I thought I would share with you some pictures of how my veggie patch came to be – how we built the patch from scratch!
My father and I built it 7 years ago.  We knew from the outset that it would have to be fenced to protect the garden from the local wildlife, particularly our resident scrub turkeys, and the fence would need to be high.  We also wanted something that was going to last and be an asset to the property so we decided to do it properly and build a permanent structure from the beginning.

This is the “before” shot – we chose a flat bit of the paddock, that was reasonably well-drained, and got plenty of sun, and marked out the area.
We made it big, since it was going to be a permanent structure, and we didn’t want to do all that work only to end up with something that wasn’t quite big enough.

The first task was to get rid of the grass.
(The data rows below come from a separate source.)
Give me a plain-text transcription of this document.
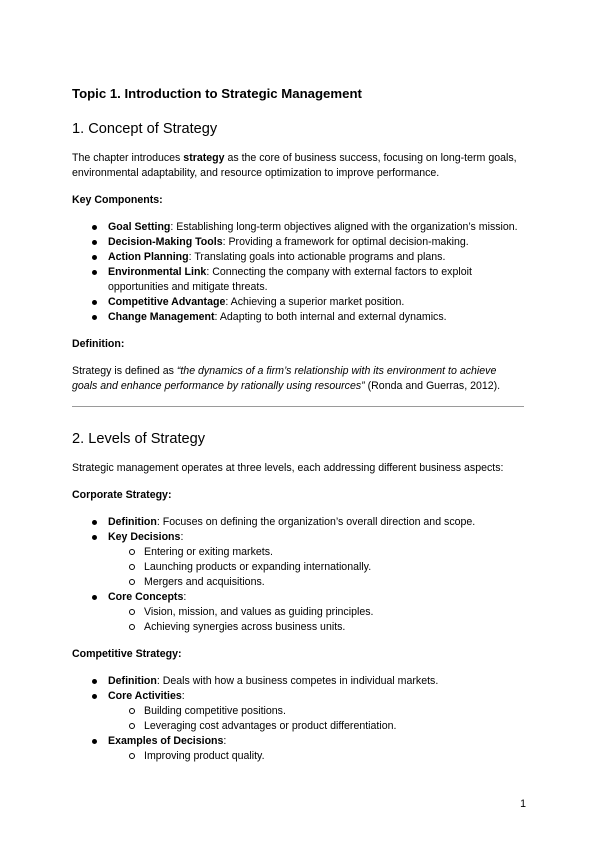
Topic 1. Introduction to Strategic Management
1. Concept of Strategy

The chapter introduces strategy as the core of business success, focusing on long-term goals, environmental adaptability, and resource optimization to improve performance.

Key Components:
Goal Setting: Establishing long-term objectives aligned with the organization’s mission.
Decision-Making Tools: Providing a framework for optimal decision-making.
Action Planning: Translating goals into actionable programs and plans.
Environmental Link: Connecting the company with external factors to exploit opportunities and mitigate threats.
Competitive Advantage: Achieving a superior market position.
Change Management: Adapting to both internal and external dynamics.
Definition:

Strategy is defined as “the dynamics of a firm’s relationship with its environment to achieve goals and enhance performance by rationally using resources” (Ronda and Guerras, 2012).

2. Levels of Strategy

Strategic management operates at three levels, each addressing different business aspects:

Corporate Strategy:
Definition: Focuses on defining the organization’s overall direction and scope.
Key Decisions:
Entering or exiting markets.
Launching products or expanding internationally.
Mergers and acquisitions.
Core Concepts:
Vision, mission, and values as guiding principles.
Achieving synergies across business units.
Competitive Strategy:
Definition: Deals with how a business competes in individual markets.
Core Activities:
Building competitive positions.
Leveraging cost advantages or product differentiation.
Examples of Decisions:
Improving product quality.
1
We hired a rotary hoe which made the job a lot easier, but it still took many hours and was really hard work!

The most difficult part of the whole project was digging the post holes for the fence.  Although we hired a mechanical digger, it was still tough work keeping the thing straight, and we had 26 holes to dig! We also chose to do this project in the sweltering heat of a Queensland summer, so I was very glad when this stage was complete!

Cementing in the fence posts and making sure they were all square was fiddly, but thankfully much less physically demanding!
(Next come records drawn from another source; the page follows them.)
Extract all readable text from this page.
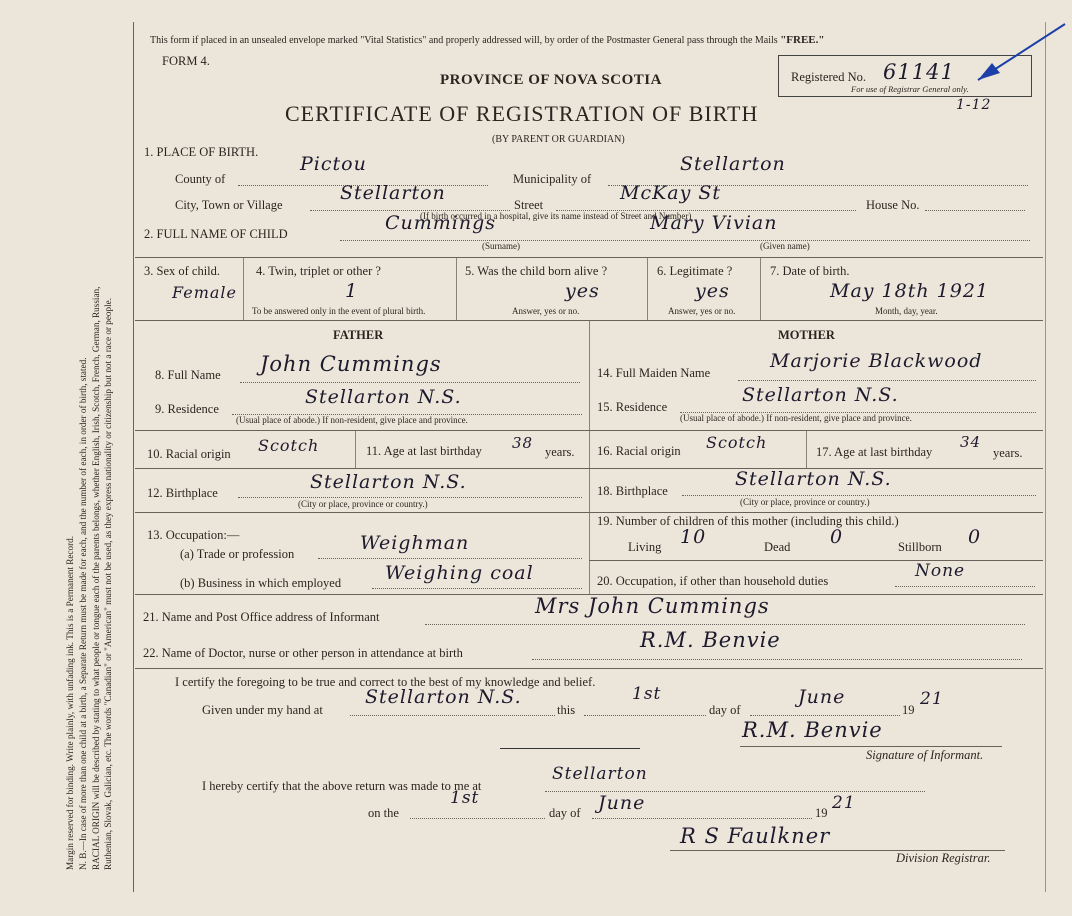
Margin reserved for binding. Write plainly, with unfading ink. This is a Permanent Record. N. B.—In case of more than one child at a birth, a Separate Return must be made for each, and the number of each, in order of birth, stated. RACIAL ORIGIN will be described by stating to what people or tongue each of the parents belongs, whether English, Irish, Scotch, French, German, Russian, Ruthenian, Slovak, Galician, etc. The words "Canadian" or "American" must not be used, as they express nationality or citizenship but not a race or people.
This form if placed in an unsealed envelope marked "Vital Statistics" and properly addressed will, by order of the Postmaster General pass through the Mails "FREE."
FORM 4.
PROVINCE OF NOVA SCOTIA
CERTIFICATE OF REGISTRATION OF BIRTH
(BY PARENT OR GUARDIAN)
Registered No. 61141
For use of Registrar General only.
1-12
1. PLACE OF BIRTH.
County of
Pictou
Municipality of
Stellarton
City, Town or Village
Stellarton
Street
McKay St
House No.
(If birth occurred in a hospital, give its name instead of Street and Number)
2. FULL NAME OF CHILD	Cummings	Mary Vivian
(Surname)	(Given name)
3. Sex of child.
Female
4. Twin, triplet or other ?
1
To be answered only in the event of plural birth.
5. Was the child born alive ?
yes
Answer, yes or no.
6. Legitimate ?
yes
Answer, yes or no.
7. Date of birth.
May 18th 1921
Month, day, year.
FATHER
8. Full Name John Cummings
9. Residence
Stellarton N.S.
(Usual place of abode.) If non-resident, give place and province.
10. Racial origin Scotch	11. Age at last birthday 38 years.
12. Birthplace	Stellarton N.S.
(City or place, province or country.)
13. Occupation:—
(a) Trade or profession	Weighman
(b) Business in which employed Weighing coal
MOTHER
14. Full Maiden Name
Marjorie Blackwood
15. Residence
Stellarton N.S.
(Usual place of abode.) If non-resident, give place and province.
16. Racial origin Scotch	17. Age at last birthday
34
years.
18. Birthplace
Stellarton N.S.
(City or place, province or country.)
19. Number of children of this mother (including this child.)
Living 10	Dead 0	Stillborn 0
20. Occupation, if other than household duties	None
21. Name and Post Office address of Informant	Mrs John Cummings
22. Name of Doctor, nurse or other person in attendance at birth
R.M. Benvie
I certify the foregoing to be true and correct to the best of my knowledge and belief.
Given under my hand at
Stellarton N.S.
this
1st
day of
June
19
21
R.M. Benvie
Signature of Informant.
I hereby certify that the above return was made to me at
Stellarton
on the
1st
day of June	19 21
R S Faulkner
Division Registrar.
Next came the trenches to run pipes to the taps, and the laying of the concrete blocks along the edges and up the path, and then we filled in the beds on either side with as much soil and compost as I could scrounge up.  When my brother came to visit for Christmas, I roped him into helping out as well!

Finally, it was finished!
Planting the first seedling (sweet corn)
vegetable garden

the patch in full splendour in 2010

The garden has changed a lot over the years.  I put up poles and reo-mesh inside to divide the beds, and to make growing and netting things like beans, tomatoes and cucumbers easier.
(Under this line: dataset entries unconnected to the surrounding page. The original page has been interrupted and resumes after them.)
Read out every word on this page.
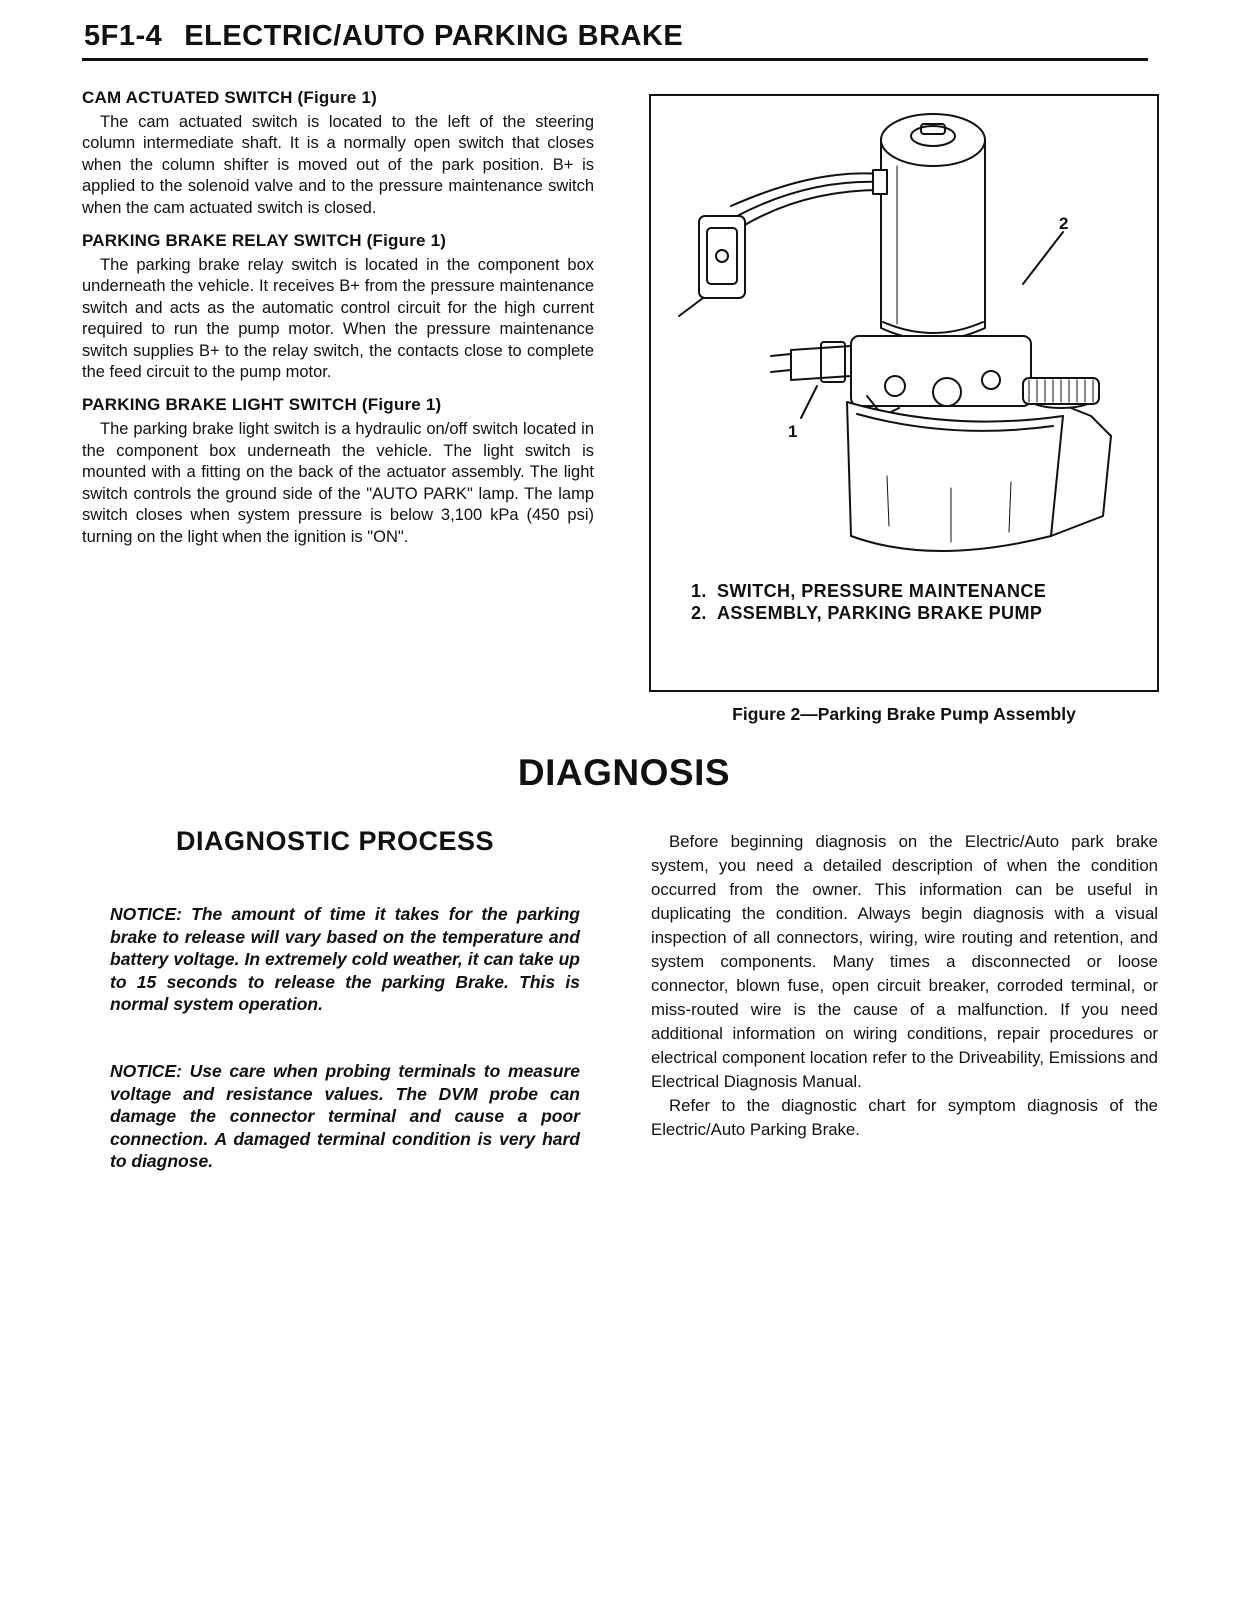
5F1-4 ELECTRIC/AUTO PARKING BRAKE
CAM ACTUATED SWITCH (Figure 1)

The cam actuated switch is located to the left of the steering column intermediate shaft. It is a normally open switch that closes when the column shifter is moved out of the park position. B+ is applied to the solenoid valve and to the pressure maintenance switch when the cam actuated switch is closed.

PARKING BRAKE RELAY SWITCH (Figure 1)

The parking brake relay switch is located in the component box underneath the vehicle. It receives B+ from the pressure maintenance switch and acts as the automatic control circuit for the high current required to run the pump motor. When the pressure maintenance switch supplies B+ to the relay switch, the contacts close to complete the feed circuit to the pump motor.

PARKING BRAKE LIGHT SWITCH (Figure 1)

The parking brake light switch is a hydraulic on/off switch located in the component box underneath the vehicle. The light switch is mounted with a fitting on the back of the actuator assembly. The light switch controls the ground side of the "AUTO PARK" lamp. The lamp switch closes when system pressure is below 3,100 kPa (450 psi) turning on the light when the ignition is "ON".

1
2
1. SWITCH, PRESSURE MAINTENANCE
2. ASSEMBLY, PARKING BRAKE PUMP
Figure 2—Parking Brake Pump Assembly
DIAGNOSIS
DIAGNOSTIC PROCESS

NOTICE: The amount of time it takes for the parking brake to release will vary based on the temperature and battery voltage. In extremely cold weather, it can take up to 15 seconds to release the parking Brake. This is normal system operation.

NOTICE: Use care when probing terminals to measure voltage and resistance values. The DVM probe can damage the connector terminal and cause a poor connection. A damaged terminal condition is very hard to diagnose.

Before beginning diagnosis on the Electric/Auto park brake system, you need a detailed description of when the condition occurred from the owner. This information can be useful in duplicating the condition. Always begin diagnosis with a visual inspection of all connectors, wiring, wire routing and retention, and system components. Many times a disconnected or loose connector, blown fuse, open circuit breaker, corroded terminal, or miss-routed wire is the cause of a malfunction. If you need additional information on wiring conditions, repair procedures or electrical component location refer to the Driveability, Emissions and Electrical Diagnosis Manual.

Refer to the diagnostic chart for symptom diagnosis of the Electric/Auto Parking Brake.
And although I loved the look of the garden as it was, the devastating wet season and subsequent flood that we had in southeast Queensland in 2011 made it obvious that we needed much better drainage, so I ended up putting in raised beds, using sheets of colorbond kindly donated by our neighbour when he replaced his roof, with gravel paths in between. Not only has this helped with drainage, but it also makes it so much easier to work the soil, and cover individual beds (which is essential here to protect crops from fruit fly, which still hang around, even in the winter!)
And then it deteriorated considerably after I moved away and it was no longer used much.
It’s still a work in progress – I suppose most gardens always are. Since moving back here late last year, I’ve done a lot of work to improve the soil and get the garden working again, and there is a real sense of satisfaction that comes from seeing crops start to thrive and new plants starting to flower.
the garden today

the garden today

There is so much I still want to do, aside from just getting the veggies growing again.  I want to plant some more passionfruit vines on the north west fences to create some more shade.  I want to bring lots more colour back into the garden with flowering plants, and pretty pots and maybe even some garden art if I get the time to create it!  I want to have a little sitting area to enjoy an afternoon cuppa, and plenty of drinking dishes and birdbaths and shelter for the frogs and lizards and little birds.
It’s a lot of work but I love doing it and I’m so grateful to have such a huge space to do it in.